I recently suggested Kate Morton to a fellow reader at work because her mysteries are so interesting, and The Forgotten Garden is no different from her previous books. Literally. She always writes about a mystery from the past that someone from a today-ish time period is trying to solve.
But with The Forgotten Garden, Morton adds in someone in between the two time periods who is also trying to solve the mystery. Simple, right?
Here’s a rundown: After the death of her grandmother, Nell, in 2005, Cassandra finds she has inherited a house in Cornwall, a house she did not realize existed previously. She finds Nell’s journal from 1975 and discovers that Nell had been trying to solve the mystery of her origins.

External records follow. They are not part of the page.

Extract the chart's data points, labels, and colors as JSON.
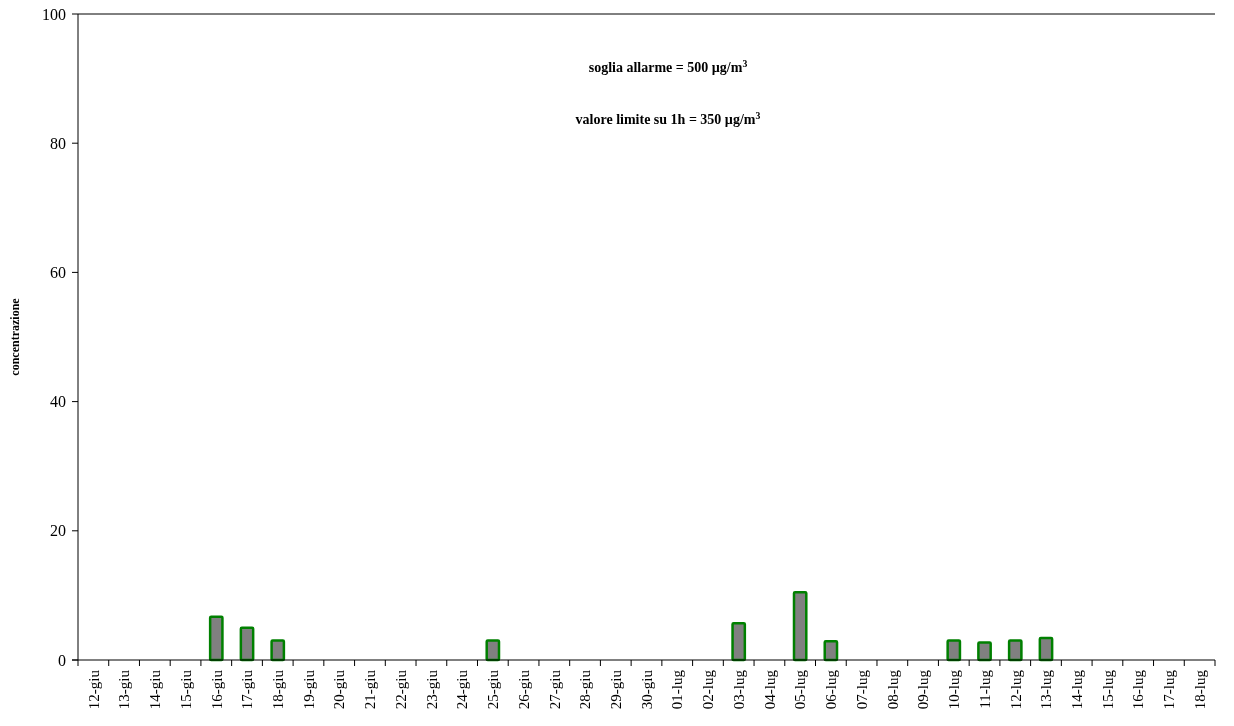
{
  "chart_data": {
    "type": "bar",
    "ylabel": "concentrazione",
    "categories": [
      "12-giu",
      "13-giu",
      "14-giu",
      "15-giu",
      "16-giu",
      "17-giu",
      "18-giu",
      "19-giu",
      "20-giu",
      "21-giu",
      "22-giu",
      "23-giu",
      "24-giu",
      "25-giu",
      "26-giu",
      "27-giu",
      "28-giu",
      "29-giu",
      "30-giu",
      "01-lug",
      "02-lug",
      "03-lug",
      "04-lug",
      "05-lug",
      "06-lug",
      "07-lug",
      "08-lug",
      "09-lug",
      "10-lug",
      "11-lug",
      "12-lug",
      "13-lug",
      "14-lug",
      "15-lug",
      "16-lug",
      "17-lug",
      "18-lug"
    ],
    "values": [
      null,
      null,
      null,
      null,
      6.7,
      5.0,
      3.0,
      null,
      null,
      null,
      null,
      null,
      null,
      3.0,
      null,
      null,
      null,
      null,
      null,
      null,
      null,
      5.7,
      null,
      10.5,
      2.9,
      null,
      null,
      null,
      3.0,
      2.7,
      3.0,
      3.4,
      null,
      null,
      null,
      null,
      null
    ],
    "color": "#808080",
    "ylim": [
      0,
      100
    ],
    "yticks": [
      0,
      20,
      40,
      60,
      80,
      100
    ],
    "grid": false,
    "annotations": [
      "soglia allarme = 500 µg/m$^{3}$",
      "valore limite su 1h = 350 µg/m$^{3}$"
    ]
  }
}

You see, Nell was put on a ship in 1913 from London to Maryborough, Australia, where the portmaster, Hugh, finds her and takes her home to his childless wife. Nell becomes their beloved daughter, but on the eve of Nell’s 18th birthday, Hugh decides it’s time to tell Nell exactly how she came to live with them. This is a shock to her system, leading Nell to distance herself from the family she thought was hers. When Hugh dies, he sends her a suitcase filled with clues to her past. Nell jets off to Cornwall, trying to piece together why she was abandoned on that ship in 1913. She plans on moving to Cornwall as soon as she can wrap up her life in Australia, but then the unexpected happens: Nell’s daughter Leslie brings Cassandra to her and abandons her to Nell’s care. Nell decides to raise her granddaughter at the expense of discovering who she is.
Upon her death, Cassandra picks up Nell’s search, going to London and Cornwall with Nell’s journal to figure out who Nell was.
Morton flashes between several different time periods, piecing out information to the mysterious reason Nell was on that ship. Interspersed with fairy tales that speak to the theme of identity, this story circles over a hundred year time period, giving hints as the story progresses as to the reason for Nell’s kidnapping.
Morton plays with the mystical in all of her novels and the idea of hereditary memory. Cassandra and Nell both have flashbacks (not so many as it becomes unbelievable) that are not their own memories, helping them to gain insight into Nell’s origins. There’s always a feeling of knowing a place in Morton’s novels, and both Nell and Cassandra feel the familiarity of home in Cornwall, even though Cassandra has never been there and Nell barely remembers the place.
Overall, I liked The Forgotten Garden. Is it one of Morton’s best? No, that honor belongs to The Lake House, but it was an enthralling read. And Morton’s descriptions of places and events are truly the magical part of her writing. Plus, I love trying to see if I can figure out the mystery before the main character, in this case Cassandra, does.
If you like a mystery with beautiful descriptions and detailed plotting, then Kate Morton’s books are for you! I suggest them to all of the reader friends!